Honeycomb candy is a crunchy, airy, sponge-like toffee made with sugar, honey, and baking soda. It may also be called sponge candy, seafoam candy, cinder toffee, and hokey pokey.
You have to work extremely quickly with this candy, and it's easier if you use a candy thermometer. If puffs of smoke come through the pores your honeycomb has burned. The temperature either got too high, or you didn't remove the candy from the stove as soon as it reached the correct temperature and you have to start again.
If it spreads out flat like a pancake, this means either you didn't cook the sugar long enough or your baking soda is old.
More Chocolate Dipped Dessert Recipes
Do you like desserts? Here are some recipes you may also like to try.
Ready to get cooking? Remember that you can print this recipe if you would like.
Chocolate Pistachio Honeycomb
Equipment
Ingredients
- 1 cup sugar
- 4 tablespoon corn syrup light or dark
- 2 tablespoon liquid honey
- 4 tablespoon water
- 1 teaspoon vanilla extract optional
- 2 teaspoons baking soda
Instructions
- Prepare an 8x8 or 9x9 inch baking pan with cooking spray and parchment paper.
- Ensure that you have the vanilla and baking soda measured and ready to go or the candy will harden before you have time to add them.
- Place sugar in the bottom of a tall, heavy-bottomed pot and shake until evenly distributed on the bottom.
- Add corn syrup, honey and water and turn the heat to medium high.
- Whisk ingredients until totally blended and dissolved.
- If possible, attach candy thermometer to the side of the pot with tip resting on the bottom of pot.
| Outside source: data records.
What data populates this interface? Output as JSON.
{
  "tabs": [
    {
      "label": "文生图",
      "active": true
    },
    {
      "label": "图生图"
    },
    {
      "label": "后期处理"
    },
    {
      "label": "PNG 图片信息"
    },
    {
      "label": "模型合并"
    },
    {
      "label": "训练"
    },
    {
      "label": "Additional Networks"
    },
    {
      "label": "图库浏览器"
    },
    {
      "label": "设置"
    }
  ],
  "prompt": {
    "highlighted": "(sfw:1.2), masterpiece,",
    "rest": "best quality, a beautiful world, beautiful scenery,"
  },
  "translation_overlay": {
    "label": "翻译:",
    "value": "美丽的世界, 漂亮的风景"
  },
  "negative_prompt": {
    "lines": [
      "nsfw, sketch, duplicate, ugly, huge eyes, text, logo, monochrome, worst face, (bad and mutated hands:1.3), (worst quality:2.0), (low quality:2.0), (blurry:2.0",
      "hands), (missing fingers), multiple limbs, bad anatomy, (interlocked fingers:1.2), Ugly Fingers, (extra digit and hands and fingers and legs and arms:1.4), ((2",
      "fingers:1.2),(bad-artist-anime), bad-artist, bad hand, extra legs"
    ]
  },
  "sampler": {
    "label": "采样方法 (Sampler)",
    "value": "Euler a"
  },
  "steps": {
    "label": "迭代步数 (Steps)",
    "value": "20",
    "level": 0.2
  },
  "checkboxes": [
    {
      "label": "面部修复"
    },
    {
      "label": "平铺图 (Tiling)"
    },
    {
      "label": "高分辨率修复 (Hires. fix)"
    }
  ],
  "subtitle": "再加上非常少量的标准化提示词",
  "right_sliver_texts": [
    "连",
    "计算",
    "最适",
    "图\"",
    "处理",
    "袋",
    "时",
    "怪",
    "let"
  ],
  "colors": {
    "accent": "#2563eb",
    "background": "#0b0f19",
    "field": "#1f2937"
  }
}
- Increase heat to high and DO NOT STIR.
- Allow to bubble until thermometer just reaches 295F and under 300F and immediately remove from heat or will burn and burn fast.
- If you see puffs of smoke your honeycomb has burned and you need to begin again.
- Add vanilla.
- Add the baking soda and quickly whisk till incorporated which takes about 3 seconds. The mixture will bubble and foam a lot. This is expected.
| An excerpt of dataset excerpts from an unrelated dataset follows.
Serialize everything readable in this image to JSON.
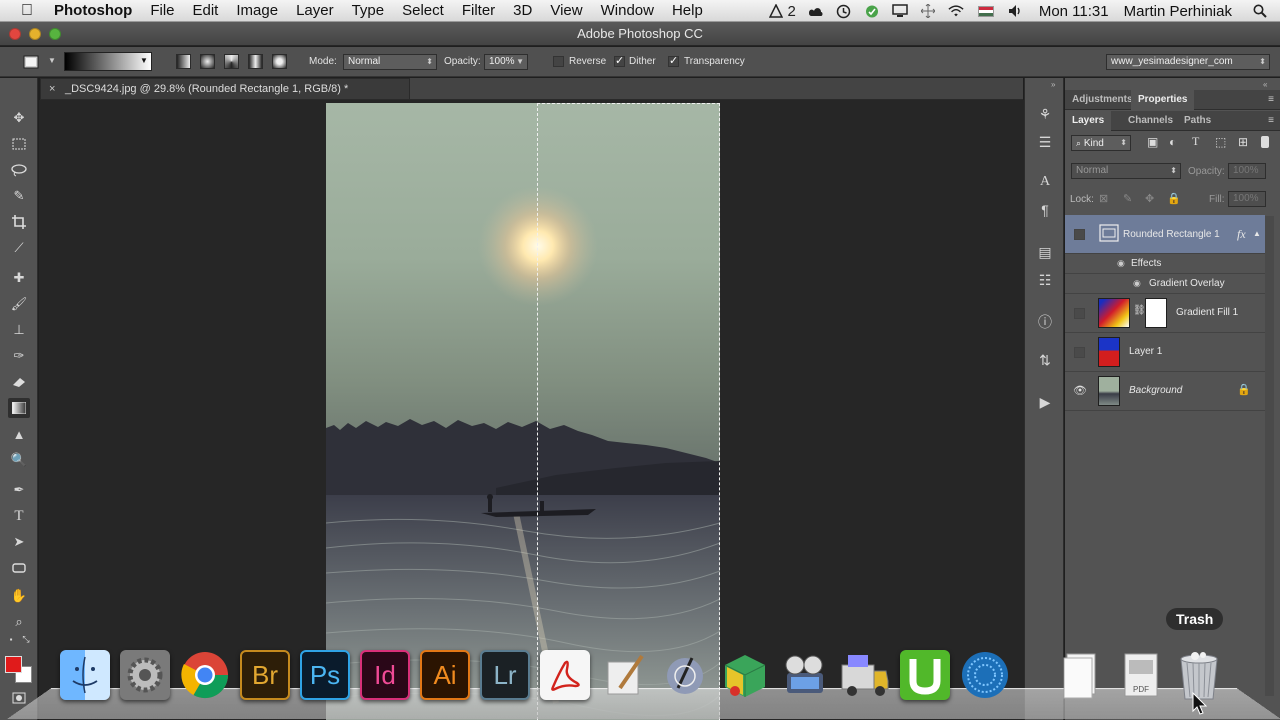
{
  "menubar": {
    "app_name": "Photoshop",
    "items": [
      "File",
      "Edit",
      "Image",
      "Layer",
      "Type",
      "Select",
      "Filter",
      "3D",
      "View",
      "Window",
      "Help"
    ],
    "notification_count": "2",
    "clock": "Mon 11:31",
    "user": "Martin Perhiniak"
  },
  "window": {
    "title": "Adobe Photoshop CC"
  },
  "options_bar": {
    "mode_label": "Mode:",
    "mode_value": "Normal",
    "opacity_label": "Opacity:",
    "opacity_value": "100%",
    "reverse_label": "Reverse",
    "dither_label": "Dither",
    "transparency_label": "Transparency",
    "reverse_checked": false,
    "dither_checked": true,
    "transparency_checked": true,
    "workspace": "www_yesimadesigner_com"
  },
  "document": {
    "tab_title": "_DSC9424.jpg @ 29.8% (Rounded Rectangle 1, RGB/8) *"
  },
  "panels": {
    "top_tabs": [
      "Adjustments",
      "Properties"
    ],
    "layer_tabs": [
      "Layers",
      "Channels",
      "Paths"
    ],
    "kind_filter": "Kind",
    "blend_mode": "Normal",
    "opacity_label": "Opacity:",
    "opacity_value": "100%",
    "lock_label": "Lock:",
    "fill_label": "Fill:",
    "fill_value": "100%"
  },
  "layers": [
    {
      "name": "Rounded Rectangle 1",
      "selected": true,
      "visible": false,
      "fx": "fx"
    },
    {
      "name": "Effects",
      "type": "effects"
    },
    {
      "name": "Gradient Overlay",
      "type": "effect"
    },
    {
      "name": "Gradient Fill 1",
      "visible": false
    },
    {
      "name": "Layer 1",
      "visible": false
    },
    {
      "name": "Background",
      "visible": true,
      "locked": true
    }
  ],
  "dock": {
    "items": [
      "Finder",
      "System Preferences",
      "Google Chrome",
      "Bridge",
      "Photoshop",
      "InDesign",
      "Illustrator",
      "Lightroom",
      "Acrobat",
      "Script Editor",
      "Image Capture",
      "Flash",
      "iMovie",
      "Transmit",
      "Ultra",
      "Sound",
      "Documents",
      "PDF",
      "Trash"
    ],
    "bridge_label": "Br",
    "ps_label": "Ps",
    "id_label": "Id",
    "ai_label": "Ai",
    "lr_label": "Lr",
    "trash_tooltip": "Trash"
  }
}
- Pour the foamy mixture immediately in to prepared pan and set aside to cool to room temperature, usually about 30 minutes. The honeycomb will spread out and have a shiny, porous surface.
Chocolate Dipped
- Dump cooled honeycomb on to a cutting board and cut into small pieces or chunks, between 1-2 inches.
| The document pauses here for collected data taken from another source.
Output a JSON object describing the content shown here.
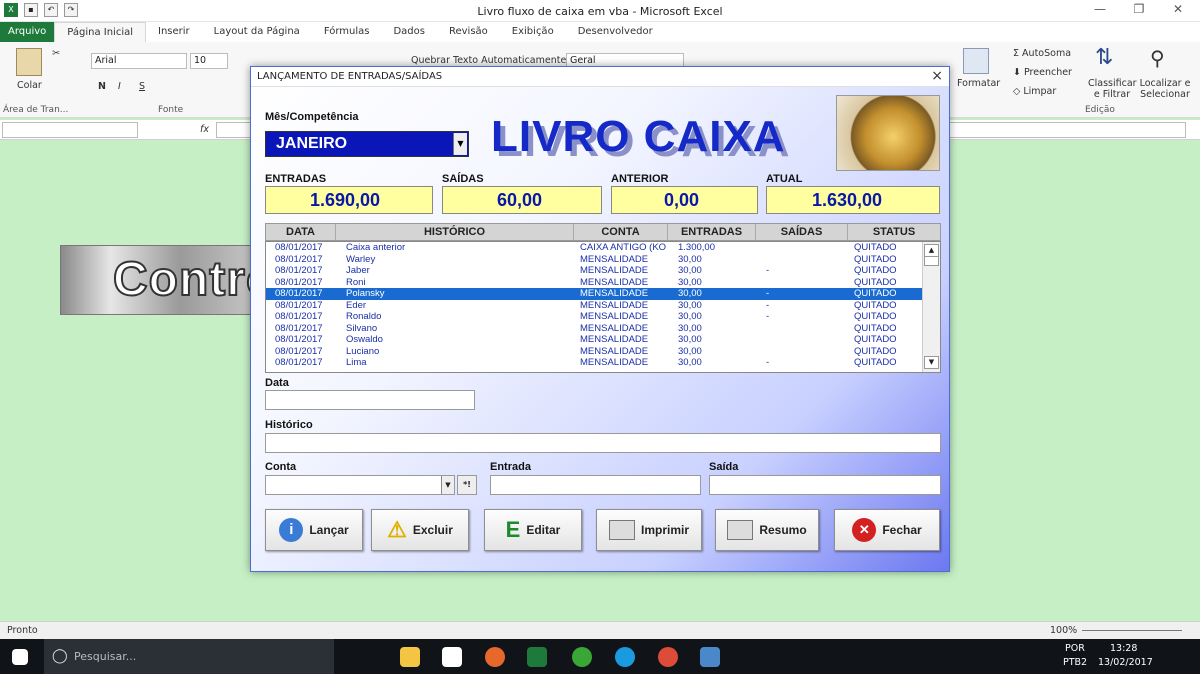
{
  "window": {
    "title": "Livro fluxo de caixa em vba  -  Microsoft Excel"
  },
  "ribbon": {
    "tabs": [
      "Arquivo",
      "Página Inicial",
      "Inserir",
      "Layout da Página",
      "Fórmulas",
      "Dados",
      "Revisão",
      "Exibição",
      "Desenvolvedor"
    ],
    "font_name": "Arial",
    "font_size": "10",
    "wrap_label": "Quebrar Texto Automaticamente",
    "number_format": "Geral",
    "paste_label": "Colar",
    "clipboard_group": "Área de Tran...",
    "font_group": "Fonte",
    "format_label": "Formatar",
    "autosum_label": "AutoSoma",
    "fill_label": "Preencher",
    "clear_label": "Limpar",
    "sort_label": "Classificar e Filtrar",
    "find_label": "Localizar e Selecionar",
    "edit_group": "Edição",
    "bold": "N",
    "italic": "I",
    "underline": "S"
  },
  "formula": {
    "fx": "fx"
  },
  "sheet": {
    "banner_text": "Control"
  },
  "dialog": {
    "title": "LANÇAMENTO DE ENTRADAS/SAÍDAS",
    "close": "×",
    "mes_label": "Mês/Competência",
    "mes_value": "JANEIRO",
    "logo": "LIVRO CAIXA",
    "entradas_label": "ENTRADAS",
    "entradas_value": "1.690,00",
    "saidas_label": "SAÍDAS",
    "saidas_value": "60,00",
    "anterior_label": "ANTERIOR",
    "anterior_value": "0,00",
    "atual_label": "ATUAL",
    "atual_value": "1.630,00",
    "columns": [
      "DATA",
      "HISTÓRICO",
      "CONTA",
      "ENTRADAS",
      "SAÍDAS",
      "STATUS"
    ],
    "rows": [
      {
        "data": "08/01/2017",
        "historico": "Caixa anterior",
        "conta": "CAIXA ANTIGO (KO\\",
        "entradas": "1.300,00",
        "saidas": "",
        "status": "QUITADO"
      },
      {
        "data": "08/01/2017",
        "historico": "Warley",
        "conta": "MENSALIDADE",
        "entradas": "30,00",
        "saidas": "",
        "status": "QUITADO"
      },
      {
        "data": "08/01/2017",
        "historico": "Jaber",
        "conta": "MENSALIDADE",
        "entradas": "30,00",
        "saidas": "-",
        "status": "QUITADO"
      },
      {
        "data": "08/01/2017",
        "historico": "Roni",
        "conta": "MENSALIDADE",
        "entradas": "30,00",
        "saidas": "",
        "status": "QUITADO"
      },
      {
        "data": "08/01/2017",
        "historico": "Polansky",
        "conta": "MENSALIDADE",
        "entradas": "30,00",
        "saidas": "-",
        "status": "QUITADO"
      },
      {
        "data": "08/01/2017",
        "historico": "Eder",
        "conta": "MENSALIDADE",
        "entradas": "30,00",
        "saidas": "-",
        "status": "QUITADO"
      },
      {
        "data": "08/01/2017",
        "historico": "Ronaldo",
        "conta": "MENSALIDADE",
        "entradas": "30,00",
        "saidas": "-",
        "status": "QUITADO"
      },
      {
        "data": "08/01/2017",
        "historico": "Silvano",
        "conta": "MENSALIDADE",
        "entradas": "30,00",
        "saidas": "",
        "status": "QUITADO"
      },
      {
        "data": "08/01/2017",
        "historico": "Oswaldo",
        "conta": "MENSALIDADE",
        "entradas": "30,00",
        "saidas": "",
        "status": "QUITADO"
      },
      {
        "data": "08/01/2017",
        "historico": "Luciano",
        "conta": "MENSALIDADE",
        "entradas": "30,00",
        "saidas": "",
        "status": "QUITADO"
      },
      {
        "data": "08/01/2017",
        "historico": "Lima",
        "conta": "MENSALIDADE",
        "entradas": "30,00",
        "saidas": "-",
        "status": "QUITADO"
      }
    ],
    "data_label": "Data",
    "historico_label": "Histórico",
    "conta_label": "Conta",
    "conta_extra": "*!",
    "entrada_label": "Entrada",
    "saida_label": "Saída",
    "buttons": {
      "lancar": "Lançar",
      "excluir": "Excluir",
      "editar": "Editar",
      "imprimir": "Imprimir",
      "resumo": "Resumo",
      "fechar": "Fechar"
    }
  },
  "status": {
    "ready": "Pronto",
    "zoom": "100%"
  },
  "taskbar": {
    "search": "Pesquisar...",
    "lang": "POR",
    "layout": "PTB2",
    "time": "13:28",
    "date": "13/02/2017"
  }
}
- Place your chocolate in a small microwave safe bowl and microwave in 20 second bursts until smooth and melted. Stirring in between each burst.
- If adding nuts make sure they are crushed and on a plate. Set aside.
- Prepare a large rimmed baking sheet with parchment paper.
- Dip each chunk of honeycomb into the melted chocolate. You can either dip the end or the entire piece. I prefer to dip the end.
- Immediately roll wet chocolate in nuts until covered and place on prepared baking sheet.
- If you're dipping the entire piece in chocolate you'll need 2 forks to remove each piece of honeycomb from the melted chocolate, allowing excess chocolate to drip back into the bowl. Then immediately place in nuts and adjust until coated. Place on prepared sheet.
- Once all of the pieces are dipped in chocolate and rolled in the crushed pistachios place the baking sheet in to your refrigerator until the chocolate hardens, about 30 minutes.
Notes
- If you do not have a thermometer, use the 'cold water test'. Drop a bit of the hot mixture into a small dish of cold water. If ready, honeycomb should instantly form a hard ball. Have the water ready before you start cooking just in case you need it.
- It can take several minutes (8-12 or so depending on the heat of your burner) for the thermometer to reach 300F. It will seem to take a long time to reach 250F and even longer to reach 300F, but when it does come close to desired temperature it happens quickly. Remove pot as soon as the thermometer is about to read 300F.
- Store in an airtight container and refrigerate for 2-3 days or will absorb moisture and become sticky.